Data analysis involves examining raw data to discover trends, extract insights, and inform decision-making. This process uses various statistical tools and methods to make sense of large volumes of data. Professionals leverage these analyses to solve problems, identify opportunities, and make well-informed data-driven decisions. In today's technology landscape, tools like Oracle Machine Learning with Autonomous Database optimize this process by automating data management and analysis, enhancing accuracy and efficiency.

Machine learning

Machine learning is a branch of artificial intelligence that allows computers to learn from data and make decisions without explicit programming. By analyzing large datasets, machine learning algorithms can detect patterns and improve their predictions over time. Oracle Machine Learning with Autonomous Database enhances this process by automating data management tasks, enabling the algorithms to run more efficiently and with greater accuracy. This integration simplifies the workflow, reduces the possibility of human error, and accelerates the deployment of machine learning models, making sophisticated data analysis accessible to a wider range of users.

Data visualization

Data visualization is the process of converting complex data sets into graphical representations, such as charts or graphs. This makes it easier to see patterns, trends, and outliers in the data. By visually presenting the data, decision-makers can better understand the insights, leading to quicker and more effective decision-making.
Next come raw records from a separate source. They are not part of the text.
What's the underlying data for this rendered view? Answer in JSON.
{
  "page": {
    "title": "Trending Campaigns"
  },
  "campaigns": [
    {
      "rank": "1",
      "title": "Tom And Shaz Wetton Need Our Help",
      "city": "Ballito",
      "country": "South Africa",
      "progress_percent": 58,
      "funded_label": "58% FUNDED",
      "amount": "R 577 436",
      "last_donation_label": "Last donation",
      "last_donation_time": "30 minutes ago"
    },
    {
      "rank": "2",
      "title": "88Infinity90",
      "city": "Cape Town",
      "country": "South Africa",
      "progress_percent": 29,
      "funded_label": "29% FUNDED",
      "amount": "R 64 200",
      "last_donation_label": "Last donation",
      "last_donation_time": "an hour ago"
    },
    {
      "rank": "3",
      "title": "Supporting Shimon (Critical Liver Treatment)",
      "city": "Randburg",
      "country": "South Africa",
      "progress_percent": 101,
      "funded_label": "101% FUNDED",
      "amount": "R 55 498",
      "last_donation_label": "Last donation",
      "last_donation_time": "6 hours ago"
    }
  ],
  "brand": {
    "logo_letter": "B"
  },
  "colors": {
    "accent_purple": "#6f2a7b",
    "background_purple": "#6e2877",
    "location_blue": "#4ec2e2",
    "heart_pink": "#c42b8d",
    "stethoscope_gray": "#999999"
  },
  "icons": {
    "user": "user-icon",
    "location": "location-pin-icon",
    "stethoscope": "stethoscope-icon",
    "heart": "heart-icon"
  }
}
Effective data visualization helps in simplifying the complex data into clear and actionable insights, which is essential in areas requiring quick analysis and decisions.

Target Audience for Oracle Machine Learning with Autonomous Database

The Oracle Machine Learning with Autonomous Database course is designed for IT professionals looking to specialize in data analytics and machine learning.


  • Data Scientists and Analysts
  • Database Administrators (DBAs)
  • BI (Business Intelligence) Specialists
  • Data Engineers
  • Machine Learning Engineers
  • Cloud Solutions Architects
  • IT Consultants specializing in Oracle technologies
  • Application Developers with a focus on analytics and data-driven applications
  • IT Managers overseeing data management and analytics teams
  • Professionals aiming for roles involving Oracle Autonomous Database
  • Students and academics in IT fields seeking practical skills in machine learning with Oracle products


Learning Objectives - What you will Learn in this Oracle Machine Learning with Autonomous Database?

Introduction to Learning Outcomes:

This course equips participants with comprehensive skills in leveraging Oracle Machine Learning on the Autonomous Database to analyze data, build models, and create visualizations for actionable insights.

Learning Objectives and Outcomes:

  • Understand the growth and features of Oracle Machine Learning and its integration with Oracle Autonomous Cloud Platform.
  • Create, manage, and set permissions for projects and workspaces within Oracle Machine Learning.
  • Develop, execute, and manage SQL scripts and commands, understanding the restrictions and best practices.
  • Utilize Oracle Machine Learning Notebooks for data analysis, including creating and editing notebooks, and setting up different forms and output formats.
  • Employ collaboration techniques by using and sharing templates and leveraging export options to enhance team efficiency.
  • Schedule and manage jobs within Oracle Machine Learning, along with viewing and interpreting job logs for improved workflow management.
  • Administer Oracle Machine Learning by managing user data, compute resources, and creating user accounts.
  • Execute typical workflows for data analysis and model building using Oracle Machine Learning with Autonomous Transaction Processing.
  • Integrate Oracle Analytics Cloud with Autonomous Data Warehouse and Transaction Processing Clouds to analyze data and create predictive visualizations.
  • Apply machine learning algorithms like K-means and leverage Oracle Analytics Cloud for data curation, analysis, and visualization to drive business decisions.